La Banque centrale européenne s'est fixé pour objectif de contenir l'inflation à 2,0% ou légèrement en dessous de ce seuil à moyen terme.


Et rien dans les chiffres de novembre ne reflète une matérialisation des risques d'accélération de l'inflation évoqués par la Banque centrale européenne le 1er décembre à l'appui de sa décision de relever ses taux d'un quart de point, leur première hausse en cinq ans.



"Les statistiques montrent qu'il n'y a absolument aucune pression inflationniste sous-jacente résultant d'effets de répercussion ou d'effets de second tour liés au pétrole", a souligné Giada Giani, économiste de Lehman Brothers.


La croissance de 2,1% seulement des salaires dans la zone euro au troisième trimestre vient confirmer l'absence d'impact de la hausse des prix pétroliers sur les rémunérations, a-t-elle ajouté.



LA BCE RISQUE DE MANQUER D'ARGUMENTS

Le taux central d'inflation des Douze, qui exclut l'énergie et les produits alimentaires non transformés, la composante la plus suivie par la BCE, ressort à 1,5% sur un an, stable par rapport à octobre, précise Eurostat.


Les prix de l'énergie ont diminué de 3% en un mois, ramenant leur hausse sur un an de 12,1% à 10%. Celle-ci avait atteint 15% annuels en septembre.


Même si la BCE a maintes fois répété qu'elle n'avait pas encore pris de décision sur la nécessité d'une ou plusieurs hausses de taux supplémentaires pour maîtriser l'inflation, les économistes s'attendent à ce qu'elle durcisse une nouvelle fois sa politique monétaire, en dépit de l'absence d'accélération de l'inflation.


Ce relèvement des taux devrait avoir lieu en mars, précisent-ils en soulignant la multiplication des signes d'amélioration de la conjoncture.
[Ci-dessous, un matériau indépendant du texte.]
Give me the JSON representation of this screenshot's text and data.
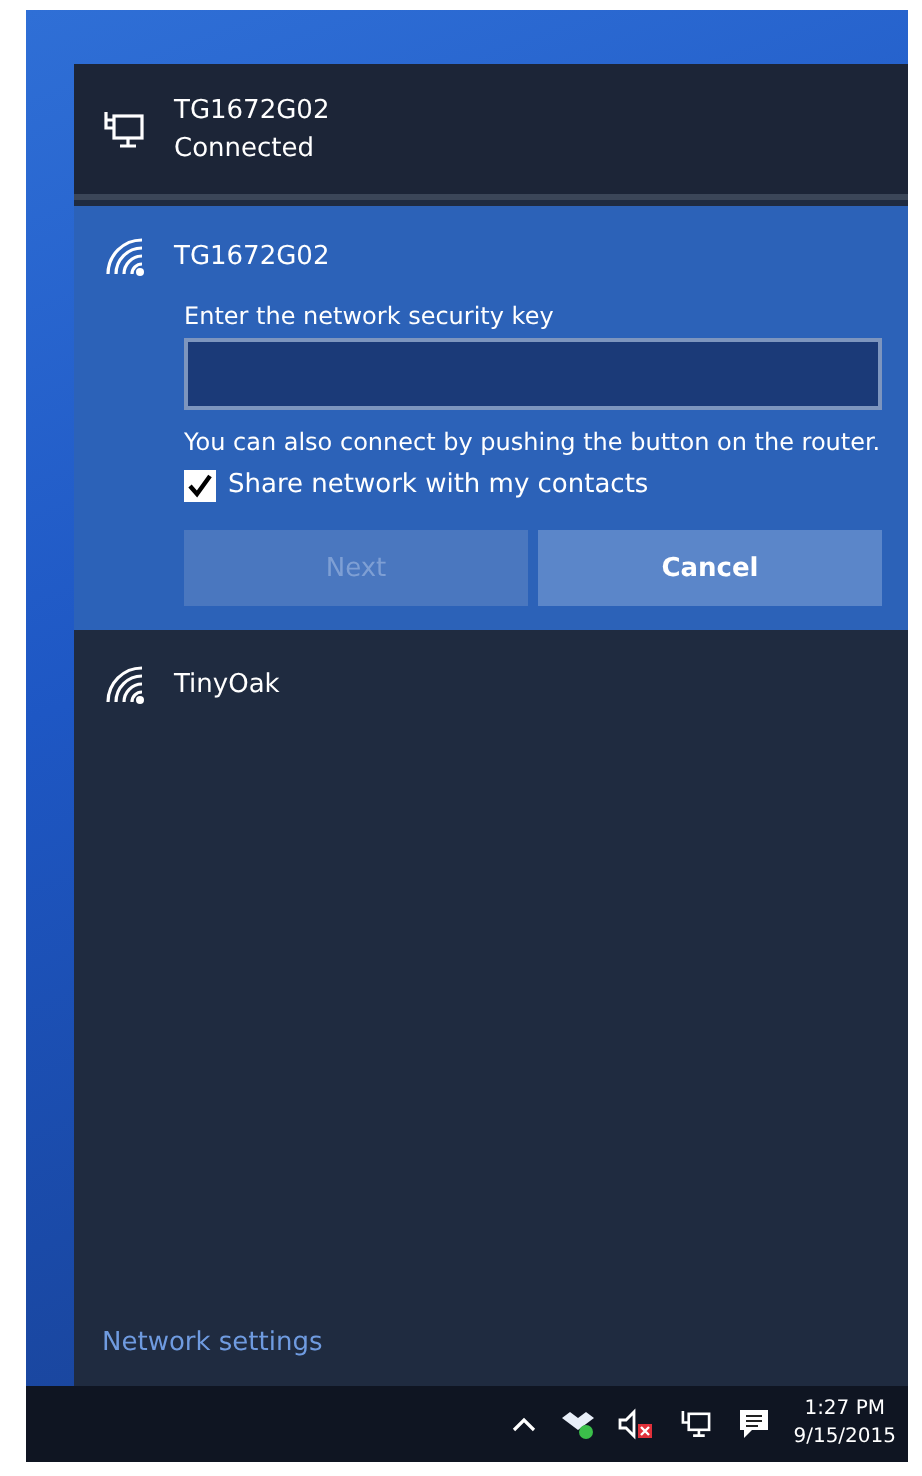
{
  "connected_network": {
    "name": "TG1672G02",
    "status": "Connected"
  },
  "networks": [
    {
      "name": "TG1672G02",
      "expanded": true,
      "key_label": "Enter the network security key",
      "hint": "You can also connect by pushing the button on the router.",
      "share": {
        "label": "Share network with my contacts",
        "checked": true
      },
      "buttons": [
        {
          "label": "Next",
          "disabled": true
        },
        {
          "label": "Cancel",
          "disabled": false
        }
      ]
    },
    {
      "name": "TinyOak",
      "expanded": false
    }
  ],
  "settings_link": "Network settings",
  "taskbar": {
    "time": "1:27 PM",
    "date": "9/15/2015"
  }
}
Le dernier en date est l'annonce vendredi d'une remontée plus forte qu'attendu de l'indice Ifo du climat des affaires en Allemagne, à son plus haut niveau depuis août 2000.



"Nous nous attendons à une autre hausse des taux de 25 points de base au printemps prochain, suivie par une nouvelle et longue période d'inaction de la BCE", a expliqué Howard Archer, de Global Insight.


Mais certains observateurs estiment que la Banque centrale européenne pourrait avoir du mal à justifier une nouvelle augmentation du coût du crédit si l'inflation poursuit sa décrue; la hausse du 1er décembre avait été contestée à l'avance par plusieurs dirigeants politiques.



"L'ironie pour la BCE, c'est qu'elle vient tout juste de commencer à refermer le robinet du crédit alors même que l'inflation de la zone euro revient à l'objectif", a souligné Brown, de Bear Stearns.


"Cela pourrait poser à la BCE de gros problèmes de présentation face aux hommes politiques de la zone euro, qui seront de plus en plus préoccupés par les raisons qui poussent la BCE à relever les taux alors que l'inflation revient à l'objectif."


En base mensuelle, les prix ont baissé dans dix des douze pays de la zone euro en novembre, l'Allemagne affichant un recul de 0,5% et la France de 0,3%. Les deux seules hausses de prix ont été enregistrées en Espagne et au Portugal et ont atteint 0,2% dans ces deux pays.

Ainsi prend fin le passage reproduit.